Le vieillissement est le procédé le plus ancien pour la conservation des vins. Aujourd'hui, on emploie des procédés modernes pour aider dans certains cas ce vieillissement.

Dans l'antique Asie Mineure (mot que l'on a remplacé par celui, moins phonétique, de Proche-Orient), la vinification se faisait dans des cavités creusées dans la roche, ou dans des récipients bâtis soit avec la brique, soit avec de la chaux. Le transport et la conservation étaient assurés par des outres en peau de bouc.

Les Romains, eux, possédaient quelques crus fort réputés par les gourmets, mais il paraît probable qu'ils ne connaissaient qu'imparfaitement les moyens de conservation, car ils ajoutaient au vin soit du miel, soit de la poix ou du goudron.

Il faut attendre chez nous la Renaissance pour trouver, par des procédés empiriques, d'abord la vinification rationnelle, puis la conservation par le vieillissement.

Dès lors, nos grandes régions viticoles se sont constituées et se sont continuées en améliorant leurs produits par le perfectionnement de la technique.

Le chimiste, personnage fort curieux de par sa nature, nous a donné non seulement la composition exacte des moûts et des vins, mais encore l'explication des phénomènes très complexes qui se produisent pendant le vieillissement.
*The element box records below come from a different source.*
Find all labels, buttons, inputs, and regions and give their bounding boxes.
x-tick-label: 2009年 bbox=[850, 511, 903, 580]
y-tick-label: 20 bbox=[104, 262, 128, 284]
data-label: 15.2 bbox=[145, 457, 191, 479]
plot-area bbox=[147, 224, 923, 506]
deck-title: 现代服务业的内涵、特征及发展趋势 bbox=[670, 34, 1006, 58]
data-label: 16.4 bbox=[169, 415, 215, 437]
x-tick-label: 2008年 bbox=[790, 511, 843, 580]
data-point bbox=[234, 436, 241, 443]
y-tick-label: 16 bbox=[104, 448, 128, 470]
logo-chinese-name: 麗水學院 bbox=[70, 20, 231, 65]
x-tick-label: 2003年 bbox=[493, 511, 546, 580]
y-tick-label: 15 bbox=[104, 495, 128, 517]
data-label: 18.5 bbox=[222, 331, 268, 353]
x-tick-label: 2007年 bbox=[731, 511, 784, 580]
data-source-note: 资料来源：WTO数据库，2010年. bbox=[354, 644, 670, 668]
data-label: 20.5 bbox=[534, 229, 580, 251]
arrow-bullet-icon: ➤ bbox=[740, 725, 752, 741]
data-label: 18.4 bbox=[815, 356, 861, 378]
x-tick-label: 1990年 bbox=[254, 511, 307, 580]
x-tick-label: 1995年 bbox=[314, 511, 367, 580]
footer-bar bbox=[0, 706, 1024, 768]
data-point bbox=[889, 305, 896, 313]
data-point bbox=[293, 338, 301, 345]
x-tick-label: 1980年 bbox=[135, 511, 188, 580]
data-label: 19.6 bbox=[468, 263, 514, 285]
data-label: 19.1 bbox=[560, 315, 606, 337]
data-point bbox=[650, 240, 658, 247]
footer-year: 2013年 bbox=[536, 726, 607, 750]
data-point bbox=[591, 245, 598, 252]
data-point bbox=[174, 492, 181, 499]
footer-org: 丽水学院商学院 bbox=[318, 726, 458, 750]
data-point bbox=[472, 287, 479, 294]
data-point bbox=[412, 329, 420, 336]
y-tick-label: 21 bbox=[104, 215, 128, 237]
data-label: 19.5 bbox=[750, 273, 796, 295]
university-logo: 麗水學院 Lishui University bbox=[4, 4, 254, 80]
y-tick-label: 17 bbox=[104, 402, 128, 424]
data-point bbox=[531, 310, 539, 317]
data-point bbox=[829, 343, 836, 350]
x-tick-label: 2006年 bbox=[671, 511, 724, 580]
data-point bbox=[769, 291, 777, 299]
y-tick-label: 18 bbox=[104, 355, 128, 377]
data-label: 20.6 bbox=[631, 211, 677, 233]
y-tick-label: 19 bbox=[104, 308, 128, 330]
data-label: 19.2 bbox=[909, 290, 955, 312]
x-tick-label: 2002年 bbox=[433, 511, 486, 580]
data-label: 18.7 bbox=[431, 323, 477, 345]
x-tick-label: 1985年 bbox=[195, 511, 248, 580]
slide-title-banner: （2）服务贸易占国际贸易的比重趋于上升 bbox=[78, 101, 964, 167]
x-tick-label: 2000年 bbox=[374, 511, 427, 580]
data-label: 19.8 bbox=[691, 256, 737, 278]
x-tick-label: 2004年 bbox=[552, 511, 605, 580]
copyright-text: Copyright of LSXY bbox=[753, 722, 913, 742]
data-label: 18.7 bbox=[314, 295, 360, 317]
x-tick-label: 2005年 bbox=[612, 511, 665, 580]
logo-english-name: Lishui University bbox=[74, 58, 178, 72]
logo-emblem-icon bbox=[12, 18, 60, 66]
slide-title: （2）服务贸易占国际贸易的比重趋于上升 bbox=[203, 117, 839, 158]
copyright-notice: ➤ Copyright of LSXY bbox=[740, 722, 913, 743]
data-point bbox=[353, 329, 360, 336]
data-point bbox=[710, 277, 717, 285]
C'est ainsi que les acides, l'acide acétique en particulier, et dont la teneur ne doit pas dépasser un demi-gramme par litre, réagit sur l'alcool pour former un éther odorant, l'acétate d'éthyle. D'autre part, les parfums contenus en quantité infime dans les constituants de la grappe vont se transformer peu à peu en bouquet, la crème de tartre et une partie de la matière colorante vont se précipiter et se retrouveront dans les lies, enfin la glycérine produite pendant la fermentation du moût communique au vin un goût de moelleux, etc. ...

En réalité, les transformations ne s'opèrent pas aussi simplement que cela, elles se produisent en partie par l'oxygène de l'air, lors des ouillages et soutirages, et, en partie, dans l'épaisseur du bois des douves.

À un moment donné, le temps est variable avec les différentes sortes de vins, le vieillissement en tonneau ne « donne » plus, le vin risque de s'altérer, on procède alors à la mise en bouteilles, dans lesquelles les transformations chimiques continuent, puis cessent.

Il y a fort longtemps que l'on a observé que le phénomène du vieillissement tel qu'il vient d'être sommairement décrit suivait une courbe ascendante, restait étale pendant un ou deux ans, puis la courbe descendait. À ce moment, le vin commençait à « passer », selon le terme consacré.

Il nous souvient, à ce sujet, avoir dégusté, il y a de cela un certain nombre d'ans, et lors d'une manifestation familiale, un vin ayant trente ans d'âge et de bouteille ; il était presque décoloré et n'avait ni parfum ni saveur.

Tous les vins ne sont pas aptes à la conservation, les vieux vignerons le savent bien, aussi nous conseillons à ceux qui débutent dans cet art d'être prudents et de prendre des conseils auprès de personnes expérimentées.

Certaines opérations accélèrent les réactions chimiques ou contribuent à une amélioration de la qualité du vin. Au temps de la marine à voile, on s'était aperçu que les vins en cercles ainsi transportés se bonifiaient à l'arrivée ; en effet, par suite des secousses dues au balancement du navire, le vin était brassé avec le peu d'air que contenait les tonneaux. Dire que l'on n'a pas ensuite utilisé ce procédé pour faire exécuter aux fûts de vin un voyage maritime aller et retour n'aurait rien d'exagéré.

On a essayé de réaliser sur place cette agitation du vin, en présence d'air ou bien d'oxygène. C'est un procédé délicat et qui risque d'altérer les vins sujets à la casse.

Le chauffage par pasteurisation est un simple moyen de conservation et non de vieillissement, nous l'avons décrit dans le n° 620 de juin-juillet 1948 du Chasseur Français.

À l'opposé du chauffage, il y a le froid, lequel, selon M. Mathieu, « peut être utilisé d'une façon rationnelle pour obtenir un vieillissement plus rapide des vins. Il est bien entendu qu'il s'agit de vins normaux n'ayant pas à redouter le contact de l'air et qui n'ont pas atteint le degré de vieillissement convenable ».

Le froid fait subir au vin une sorte de stérilisation temporaire en « engourdissant » les ferments de maladies qui sont entraînés avec la précipitation du bitartrate de potasse (crème de tartre). Cette opération peut être réalisée deux ou trois fois. Le froid fait aussi subir au vin une clarification et un dépouillement plus rapides.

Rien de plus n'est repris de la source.